The median nerve is one of the three major nerves to the hand. It supplies sensation to the palm side of the thumb, and to the index and middle fingers and half of the ring finger. Also, it powers the muscles needed for gripping (fig. 1). This nerve, along with nine tendons to the fingers, passes through a narrow canal (tunnel) bordered on three sides by small bones called carpal bones. On the palm side, it is bordered by a thick fibrous band called the flexor retinaculum (fig. 2).
The symptoms of CTS usually begin at night. A person wakens with numbness, tingling and pain in the hands and forearm. Often this is relieved by shaking the hand. At first these symptoms are intermittent but become more constant as the condition worsens. Next, numbness appears during the day, especially when grasping forcefully or doing repetitive actions with the wrist. As the condition progresses, the hand and wrist become weak, causing clumsiness. The person has a tendency to drop objects. In time, fine motor activities such as grasping zippers and picking up coins become impossible.
These activities have been associated with CTS:
The exact cause of CTS is often difficult to determine. Any condition that increases pressure within the carpal canal can compress and interfere with the blood supply to the median nerve causing symptoms. This may include pregnancy, hypothyroidism, diabetes, swelling of the tendons, fractures to the wrist, cysts and arthritis. Carpal tunnel syndrome is more frequent in women, especially those older than age 45 and who are overweight.
CTS at the workplace is thought to be related to prolonged forceful grasping, awkward wrist posture or the use of heavy, vibrating tools. This is believed to cause tendon swelling and fluid build-up in the canal. Recent studies, however, have failed to relate repetition alone with carpal tunnel syndrome. In fact, the repetitive nature of keyboarding has been found to actually protect one from this condition.
Your doctor may ask you to undergo some tests to rule out the conditions listed above. He may ask for a thyroid test, a test for arthritis, a test of your blood sugar, a test for vitamin B12 deficiency and possibly an x-ray to rule out an abnormal bone or joint.
If the symptoms persist and the other tests are normal, your doctor may refer you to a specialist for a nerve conduction study, considered to be the gold standard for confirming this diagnosis. This test involves the placing of fine pads called electrodes at various points along the wrist and hand. The speed and strength of an electrical impulse as it travels along the median nerve through the carpal tunnel is recorded. If this nerve conduction is slowed across the wrist or carpal tunnel, carpal tunnel syndrome is confirmed.
Non-Surgical - The conservative treatment of carpal tunnel syndrome will improve 50 to 75 per cent of all cases, especially if diagnosed early. This is especially true in most work-related cases. If you suffer from CTS, especially if it is work related, the most important first step is to avoid\ the activities which may aggravate the condition. You should avoid prolonged forceful grasping of tools and other objects, avoid awkward wrist positions and pressure against the palm.
You may be referred to an occupational therapist for the custom fitting of night splints to maintain the hand in an extended (fingers open) position. The night splint is thought to reduce swelling and thus improve the symptoms that occur at night. We normally sleep with our hands closed and flexed and this increases pressure within the wrist. There is no evidence that use of these splints during the day is helpful. Other treatments that your doctor may order include physiotherapy, anti-arthritic medication and occasionally, injection of steroids into the wrist.

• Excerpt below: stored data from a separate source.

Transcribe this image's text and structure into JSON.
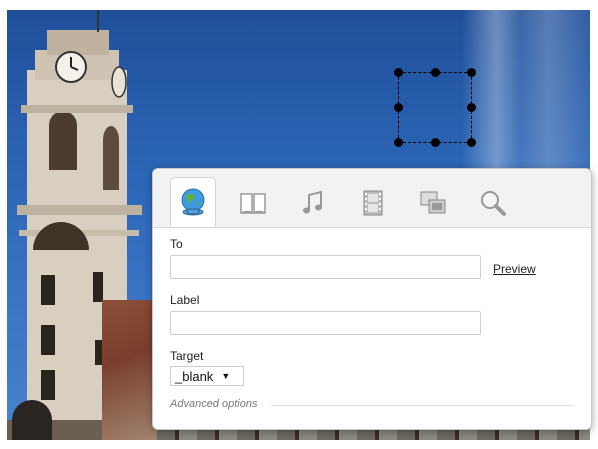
{
  "dialog": {
    "tabs": [
      {
        "icon": "globe-link-icon",
        "active": true
      },
      {
        "icon": "book-icon",
        "active": false
      },
      {
        "icon": "music-note-icon",
        "active": false
      },
      {
        "icon": "film-strip-icon",
        "active": false
      },
      {
        "icon": "image-stack-icon",
        "active": false
      },
      {
        "icon": "magnifier-icon",
        "active": false
      }
    ],
    "to_label": "To",
    "to_value": "",
    "preview_label": "Preview",
    "label_label": "Label",
    "label_value": "",
    "target_label": "Target",
    "target_value": "_blank",
    "advanced_label": "Advanced options"
  },
  "colors": {
    "sky": "#2b64b4",
    "dialog_bg": "#ffffff",
    "tabbar_bg": "#f2f2f2"
  }
}
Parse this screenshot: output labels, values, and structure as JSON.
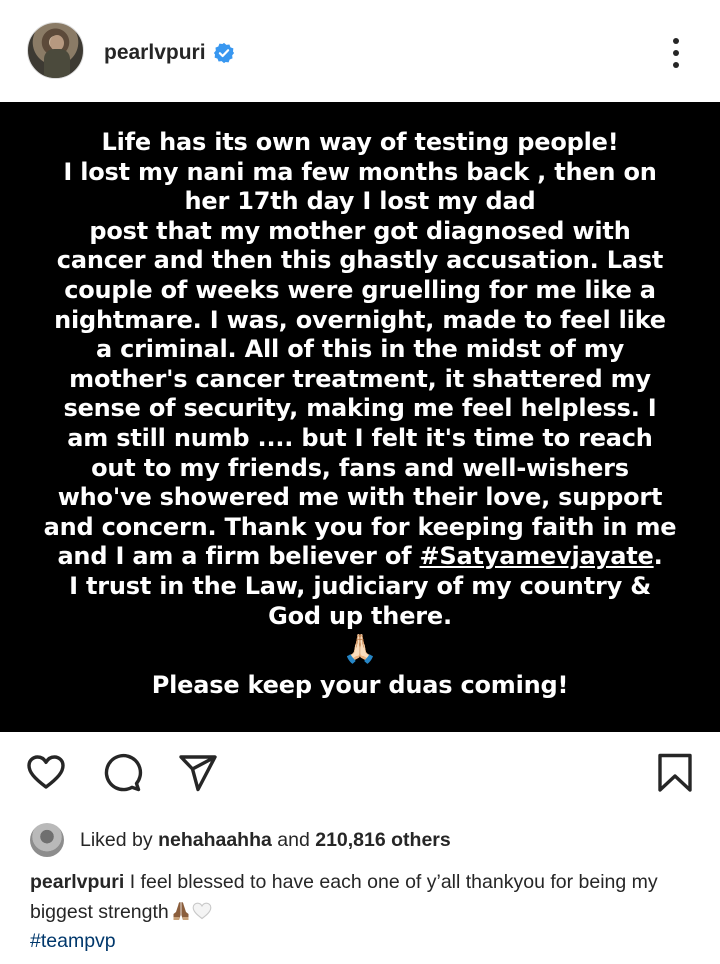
{
  "header": {
    "username": "pearlvpuri",
    "verified": true
  },
  "post": {
    "lines": [
      "Life has its own way of testing people!",
      "I lost my nani ma few months back , then on",
      "her 17th day I lost my dad",
      "post that my mother got diagnosed with",
      "cancer and then this ghastly accusation. Last",
      "couple of weeks were gruelling for me like a",
      "nightmare. I was, overnight, made to feel like",
      "a criminal. All of this in the midst of my",
      "mother's cancer treatment, it shattered my",
      "sense of security, making me feel helpless. I",
      "am still numb .... but I felt it's time to reach",
      "out to my friends, fans and well-wishers",
      "who've showered me with their love, support",
      "and concern. Thank you for keeping faith in me"
    ],
    "line_believer_prefix": "and I am a firm believer of ",
    "line_believer_tag": "#Satyamevjayate",
    "line_believer_suffix": ".",
    "line_law": "I trust in the Law, judiciary of my country &",
    "line_god": "God up there.",
    "pray_emoji": "🙏🏻",
    "closing": "Please keep your duas coming!"
  },
  "actions": {
    "like_icon": "heart-outline-icon",
    "comment_icon": "comment-icon",
    "share_icon": "send-icon",
    "save_icon": "bookmark-icon"
  },
  "likes": {
    "prefix": "Liked by ",
    "user": "nehahaahha",
    "middle": " and ",
    "count": "210,816 others"
  },
  "caption": {
    "username": "pearlvpuri",
    "text": " I feel blessed to have each one of y’all thankyou for being my biggest strength",
    "hashtag": "#teampvp"
  },
  "colors": {
    "verified_blue": "#3897f0",
    "hashtag_blue": "#00376b",
    "post_background": "#000000",
    "post_text": "#ffffff"
  }
}
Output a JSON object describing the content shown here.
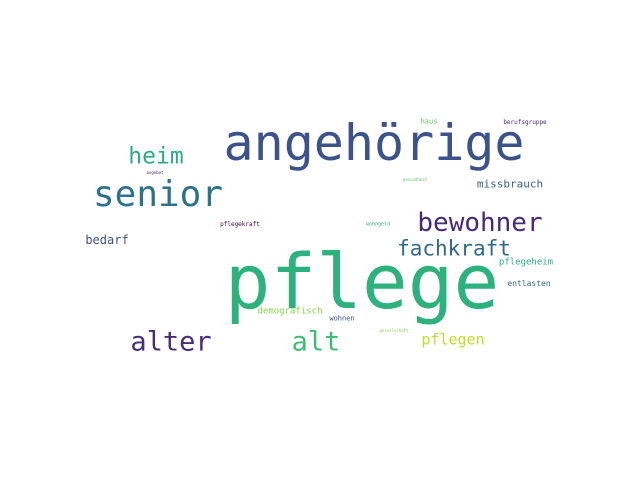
{
  "words": [
    {
      "text": "pflege",
      "color": "#2db27d"
    },
    {
      "text": "angehörige",
      "color": "#3b528b"
    },
    {
      "text": "senior",
      "color": "#2c728e"
    },
    {
      "text": "bewohner",
      "color": "#482878"
    },
    {
      "text": "fachkraft",
      "color": "#31688e"
    },
    {
      "text": "heim",
      "color": "#29af7f"
    },
    {
      "text": "alter",
      "color": "#472d7b"
    },
    {
      "text": "alt",
      "color": "#3fbc73"
    },
    {
      "text": "pflegen",
      "color": "#bddf26"
    },
    {
      "text": "bedarf",
      "color": "#3b528b"
    },
    {
      "text": "missbrauch",
      "color": "#31688e"
    },
    {
      "text": "pflegeheim",
      "color": "#27ad81"
    },
    {
      "text": "entlasten",
      "color": "#31688e"
    },
    {
      "text": "demografisch",
      "color": "#86d549"
    },
    {
      "text": "wohnen",
      "color": "#3b528b"
    },
    {
      "text": "haus",
      "color": "#5ec962"
    },
    {
      "text": "berufsgruppe",
      "color": "#472d7b"
    },
    {
      "text": "pflegekraft",
      "color": "#440154"
    },
    {
      "text": "wohngeld",
      "color": "#35b779"
    },
    {
      "text": "gesundheit",
      "color": "#5ec962"
    },
    {
      "text": "angebot",
      "color": "#472d7b"
    },
    {
      "text": "gesellschaft",
      "color": "#7ad151"
    }
  ]
}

Surgical Treatment - If symptoms persist after conservative treatment and the nerve conduction study indicates nerve damage, your doctor may refer you to a surgeon for a surgical release of the fibrous flexor retinaculum at the wrist. Cutting this fibrous band allows an increase in space for the median nerve as it passes though the carpal canal and usually results in immediate improvement in symptoms. The incision extends from the wrist crease down towards the palm and is usually only 2 to 3 centimetres in length. You may be required to wear a splint to protect the wrist for seven to 10 days, at which time the stitches are usually removed. Although the symptoms may improve soon after surgery, the muscle strength may not return for several weeks. Over 90 per cent of cases improve with surgery.
There may be an association, though not yet proven, between Vitamin B6 (pyridoxine) deficiency and the onset of CTS. Vitamin B6 in doses of 100 to 200 milligrams per day for 12 weeks has relieved pain and numbness in some patients. Vitamin C has not been shown to be effective for this purpose. In fact, supplementing with Vitamin C in the presence of a Vitamin B6 deficiency may injure the nerve. The ingestion of high doses of Vitamin B6, greater than 500 milligrams per day, may also injure the nerve.
Carpal tunnel syndrome is not only painful, it has the potential to disable your hand. See your family doctor at the first sign of symptoms. Care at an early stage is crucial to successful treatment and a rapid return to pain-free activity.